Poco dopo la ragazza incinta, che ha 28 anni, viene destinata al centro di accoglienza straordinaria di Pistoia dove deve fare i conti con una brutta situasione. Arrivata al ‘Cas’ si ritrova in casa con tutti uomini, mentre prova a riposare sfinita dal viaggio, sente una presenza vicino a lei, qualcosa che la sta sfiora. Apre gli occhi e trova un uomo proprio lì di fianco, lei si spaventa, lo spinge e scappa fuori dalle mura dell’alloggio gestito da una cooperativa. Dal centro nessuna notizia, nessuno sa nulla di dove sia andata. La giovane donna fugge alla ricerca di una parente che si trova in Italia, un paese del quale non conosce la lingua, non conosce nessuna strada, non sa nemmeno dove sta andando, ma vuole trovare a tutti i costi l’altra donna perché per lei è l’unica salvezza. Dopo qualche giorno riesce ad arrivare a destinazione e da lì si mette in contatto con il marito per dirgli che il bambino e lei stanno.
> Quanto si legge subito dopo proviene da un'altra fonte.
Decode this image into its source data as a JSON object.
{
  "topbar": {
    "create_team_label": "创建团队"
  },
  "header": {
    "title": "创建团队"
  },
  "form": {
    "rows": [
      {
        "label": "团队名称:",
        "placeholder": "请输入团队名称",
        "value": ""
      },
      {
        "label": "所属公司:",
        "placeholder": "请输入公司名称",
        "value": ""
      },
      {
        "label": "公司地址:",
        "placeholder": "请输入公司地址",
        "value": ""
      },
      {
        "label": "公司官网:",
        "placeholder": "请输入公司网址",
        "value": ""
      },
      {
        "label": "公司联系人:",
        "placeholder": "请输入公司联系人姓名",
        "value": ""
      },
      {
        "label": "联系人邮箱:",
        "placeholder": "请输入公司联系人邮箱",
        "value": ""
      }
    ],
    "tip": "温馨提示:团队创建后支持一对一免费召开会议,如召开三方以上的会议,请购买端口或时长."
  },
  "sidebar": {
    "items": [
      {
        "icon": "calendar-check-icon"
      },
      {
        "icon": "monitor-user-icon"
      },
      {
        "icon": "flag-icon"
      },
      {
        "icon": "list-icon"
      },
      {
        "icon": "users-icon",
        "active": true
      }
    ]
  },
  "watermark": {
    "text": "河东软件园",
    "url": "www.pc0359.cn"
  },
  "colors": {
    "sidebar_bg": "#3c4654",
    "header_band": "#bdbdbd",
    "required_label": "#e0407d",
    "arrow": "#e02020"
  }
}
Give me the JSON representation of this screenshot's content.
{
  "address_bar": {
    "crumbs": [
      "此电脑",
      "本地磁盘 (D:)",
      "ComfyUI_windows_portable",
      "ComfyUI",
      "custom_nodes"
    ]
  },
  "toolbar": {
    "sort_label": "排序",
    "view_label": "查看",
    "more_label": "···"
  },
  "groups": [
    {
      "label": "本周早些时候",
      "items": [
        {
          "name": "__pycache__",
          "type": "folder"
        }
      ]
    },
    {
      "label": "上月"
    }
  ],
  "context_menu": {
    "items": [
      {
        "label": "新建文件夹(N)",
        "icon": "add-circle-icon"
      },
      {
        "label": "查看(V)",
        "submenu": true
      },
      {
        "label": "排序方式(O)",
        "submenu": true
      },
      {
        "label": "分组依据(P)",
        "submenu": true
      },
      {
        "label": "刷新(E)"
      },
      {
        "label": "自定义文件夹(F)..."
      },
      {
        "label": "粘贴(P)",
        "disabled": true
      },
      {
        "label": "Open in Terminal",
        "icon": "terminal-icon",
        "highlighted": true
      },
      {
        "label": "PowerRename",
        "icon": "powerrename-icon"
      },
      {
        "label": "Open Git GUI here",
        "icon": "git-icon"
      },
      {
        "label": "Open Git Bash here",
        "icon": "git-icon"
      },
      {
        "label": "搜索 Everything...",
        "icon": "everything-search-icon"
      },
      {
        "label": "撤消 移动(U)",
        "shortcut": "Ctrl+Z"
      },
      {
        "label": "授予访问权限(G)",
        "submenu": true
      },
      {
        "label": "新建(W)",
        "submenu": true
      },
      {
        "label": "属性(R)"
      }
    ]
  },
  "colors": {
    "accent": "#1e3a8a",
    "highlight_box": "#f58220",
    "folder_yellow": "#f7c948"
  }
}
"Mi hanno chiamato dicendomi che un ragazzo che era stato diviso dalla moglie perché arrestato, aveva bisogno di un posto dove stare", racconta Sara Vatteroni, la responsabile della cooperativa ‘Casa Betania’. "Non sapevo dove metterlo perché gli immobili che ho a disposizione sono tutti pieni, così d’accordo con la Prefettura gli ho dato una sistemazione provvisoria, sul divano in una casa con dei ragazzi del Bangladesh". In quella casa dove il giovane tunisino arrestato ha passato qualche giorno, un venticinquenne racconta con le lacrime agli occhi la sua esperienza nelle carceri libiche. "Sono arrivato in Libia per imbarcarmi ma quando ero lì sono stato preso in ostaggio e messo in carcere. Per liberarmi hanno chiesto a mio padre i soldi, lui ha venduto la sua casa e con una parte del ricavato ha pagato i trafficanti per liberarmi e con l’altra il biglietto per la traversata" dice.
Il ragazzo tunisino, che ora si trova in una casa in provincia con l’obbligo di firma in questura, racconta di essere fuggito dal suo paese "perché là non si può vivere, i diritti umani non esistono e da un po di tempo ci sono migrazioni di massa". "Quando sono arrivato in Italia la prima volta era il 2022 – ricorda – ma a giugno sono stato rimpatriato a Tunisi con un volo charter. Una volta tornato a casa la situazione per me si è fatta ancora più difficile. Ho trovato lavoro in un’officina di scooter ma alcuni sapevano che ero scappato e per loro è come un tradimento. Così una mattina sono entrato al lavoro e davanti a me ho trovato tre uomini che hanno iniziato a picchiarmi. Mi hanno spaccato la mandibola in più punti e non avevo i soldi per curarmi. Diversi giorni dopo, sempre al lavoro, queste persone sono tornate, hanno continuato a massacrarmi di botte: mi hanno colpito in testa e sono diventato sordo dall’orecchio destro. Allora mi sono fatto coraggio, e con mia moglie ci siamo imbarcati a Sfax. Abbiamo navigato per tre giorni su una piccola barca fino a quando un elicottero è passato sopra le nostre teste, dopo poco è arrivata la Geo Barents che ci ha portati in salvo".
Una storia, la sua, che è solo una delle tante storie terribili che si leggono negli occhi dei migranti. Sguardi appesantiti dal dolore e offuscati dall’incertezza delle prospettive di una loro integrazione nel paese che li ha accolti. Mentre il sistema dell’accoglienza scricchiola sempre più forte sotto il peso del vuoto: di un piano nazionale, di organizzazione e di risorse.